The public application is hosted on Railway, not GitHub Pages, because the live version needs one small server-side responsibility: keeping the Nebius endpoint token secret. The browser calls the Railway app, and Railway forwards the request to the Nebius /cv-fit endpoint with the bearer token attached server-side. That way, the token is never exposed in frontend JavaScript.

The deployment flow is:

Browser → Railway app → Nebius /cv-fit endpoint

Railway serves the frontend files, including index.html, app.js, style.css, and the generated JSON data files. It also exposes POST /api/cv-fit, which forwards CV analysis requests to Nebius. The Railway app checks endpoint health and expects the grounded LLM backend to be available. If it is not serving correctly, the site shows an error instead of silently returning a weaker result. The server-side variables are NEBIUS_CV_FIT_URL, NEBIUS_CV_FIT_TOKEN, and optionally NEBIUS_CV_FIT_TIMEOUT.

Quality is tested through labelled synthetic CVs. The evaluation script runs the full analyze_cv pipeline and checks whether each CV lands in the right domain, whether specialist profiles avoid collapsing into generic roles, whether occupation-group routing works, and whether skill gaps stay relevant. For example, a data analyst should land in the analyst lane, not inherit developer gaps like C++ or Java. The current strict evaluation passes with domain routing, occupation-group routing, gap relevance, and no-collapse all at 1.0.

Privacy is part of the design. PDFs are parsed in the browser, and only the extracted text is sent for a single analysis request. The CV text is not stored or logged. Access logs record the route, not the request body. No personal CVs, private data, or secrets are committed to the repository. The Nebius token exists only as a Railway server-side environment variable.

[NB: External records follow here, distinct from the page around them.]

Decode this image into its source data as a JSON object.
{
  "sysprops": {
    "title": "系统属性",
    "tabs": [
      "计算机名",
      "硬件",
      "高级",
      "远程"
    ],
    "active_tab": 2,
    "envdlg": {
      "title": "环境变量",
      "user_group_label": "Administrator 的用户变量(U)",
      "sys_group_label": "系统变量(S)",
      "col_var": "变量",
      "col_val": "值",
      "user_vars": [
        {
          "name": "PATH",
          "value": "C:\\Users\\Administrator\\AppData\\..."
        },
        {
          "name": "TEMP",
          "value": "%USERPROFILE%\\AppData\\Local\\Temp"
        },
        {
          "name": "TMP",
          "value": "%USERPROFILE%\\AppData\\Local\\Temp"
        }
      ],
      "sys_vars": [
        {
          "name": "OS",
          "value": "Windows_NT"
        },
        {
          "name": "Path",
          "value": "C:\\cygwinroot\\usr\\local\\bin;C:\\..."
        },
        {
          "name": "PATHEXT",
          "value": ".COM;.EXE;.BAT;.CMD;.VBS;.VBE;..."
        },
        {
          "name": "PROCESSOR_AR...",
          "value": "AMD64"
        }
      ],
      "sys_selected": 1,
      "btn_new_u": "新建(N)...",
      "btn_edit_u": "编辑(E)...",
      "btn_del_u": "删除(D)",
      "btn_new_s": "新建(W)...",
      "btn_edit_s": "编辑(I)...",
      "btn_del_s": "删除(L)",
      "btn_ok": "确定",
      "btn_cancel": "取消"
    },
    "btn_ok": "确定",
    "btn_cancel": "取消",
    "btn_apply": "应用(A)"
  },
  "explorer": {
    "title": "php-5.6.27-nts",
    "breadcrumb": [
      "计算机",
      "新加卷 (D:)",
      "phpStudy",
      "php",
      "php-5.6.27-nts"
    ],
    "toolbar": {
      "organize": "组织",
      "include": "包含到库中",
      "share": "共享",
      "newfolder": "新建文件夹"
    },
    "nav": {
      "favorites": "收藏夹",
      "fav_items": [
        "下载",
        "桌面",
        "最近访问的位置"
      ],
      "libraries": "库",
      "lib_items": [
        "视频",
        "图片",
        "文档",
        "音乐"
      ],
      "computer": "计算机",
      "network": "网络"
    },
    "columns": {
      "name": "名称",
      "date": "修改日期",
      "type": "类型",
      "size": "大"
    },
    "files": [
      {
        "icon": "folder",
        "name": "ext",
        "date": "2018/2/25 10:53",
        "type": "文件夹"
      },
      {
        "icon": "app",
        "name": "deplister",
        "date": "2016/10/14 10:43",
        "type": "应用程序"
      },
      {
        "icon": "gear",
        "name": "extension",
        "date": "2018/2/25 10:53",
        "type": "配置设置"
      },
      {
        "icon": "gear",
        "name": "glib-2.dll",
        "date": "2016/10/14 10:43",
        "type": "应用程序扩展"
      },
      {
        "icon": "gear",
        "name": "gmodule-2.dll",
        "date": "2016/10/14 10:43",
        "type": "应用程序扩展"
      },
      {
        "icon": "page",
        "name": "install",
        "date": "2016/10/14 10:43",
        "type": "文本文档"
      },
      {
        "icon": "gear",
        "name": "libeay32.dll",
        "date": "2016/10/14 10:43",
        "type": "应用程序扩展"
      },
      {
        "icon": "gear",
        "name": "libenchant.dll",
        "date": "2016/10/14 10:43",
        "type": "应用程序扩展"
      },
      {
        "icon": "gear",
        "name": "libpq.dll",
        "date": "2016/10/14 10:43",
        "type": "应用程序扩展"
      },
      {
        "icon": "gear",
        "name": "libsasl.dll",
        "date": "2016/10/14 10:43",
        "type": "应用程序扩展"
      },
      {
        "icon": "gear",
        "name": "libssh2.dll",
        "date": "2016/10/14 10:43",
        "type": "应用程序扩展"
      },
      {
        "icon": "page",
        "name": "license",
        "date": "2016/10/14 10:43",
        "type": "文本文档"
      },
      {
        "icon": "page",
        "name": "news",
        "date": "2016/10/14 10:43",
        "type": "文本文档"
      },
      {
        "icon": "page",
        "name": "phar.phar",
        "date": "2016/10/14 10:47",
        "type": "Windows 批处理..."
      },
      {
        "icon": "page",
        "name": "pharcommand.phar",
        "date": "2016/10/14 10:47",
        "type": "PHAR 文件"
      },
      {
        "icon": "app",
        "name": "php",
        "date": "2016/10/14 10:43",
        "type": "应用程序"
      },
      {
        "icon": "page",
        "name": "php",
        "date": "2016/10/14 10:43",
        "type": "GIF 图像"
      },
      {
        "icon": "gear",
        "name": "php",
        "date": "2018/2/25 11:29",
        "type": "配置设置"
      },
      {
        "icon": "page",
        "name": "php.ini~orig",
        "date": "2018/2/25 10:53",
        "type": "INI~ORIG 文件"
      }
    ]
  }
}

There are also clear limits. Swedish Job Pulse is based on public job-ad signals, not every job in Sweden. Employers are not required to publish every role through JobTech, so this is a visibility signal rather than a complete labour-market view. Search pressure is not the same as applicant count. The forecast is national by occupation group; regional fit is a transparent specialisation weight, not a regional time-series forecast. The model improves trend classification, not exact vacancy-count prediction. And the CV report is advisory, not a hiring guarantee.

Conclusion

Swedish Job Pulse is not trying to replace job boards or career counsellors. It focuses on a narrower problem: helping a job seeker understand how their CV lines up with visible Swedish job-market demand.
 

The project combines public labour-market data, reproducible scoring, a trend model, occupation-level skill gaps, and a grounded endpoint to produce a practical report: which roles fit now, which are adjacent, what the CV is missing, and where to focus next.
 

The main value is not prediction for its own sake. It is reducing guesswork. Instead of applying blindly, the user gets a clearer view of their current fit, the market signal around that fit, and the next concrete improvements to make.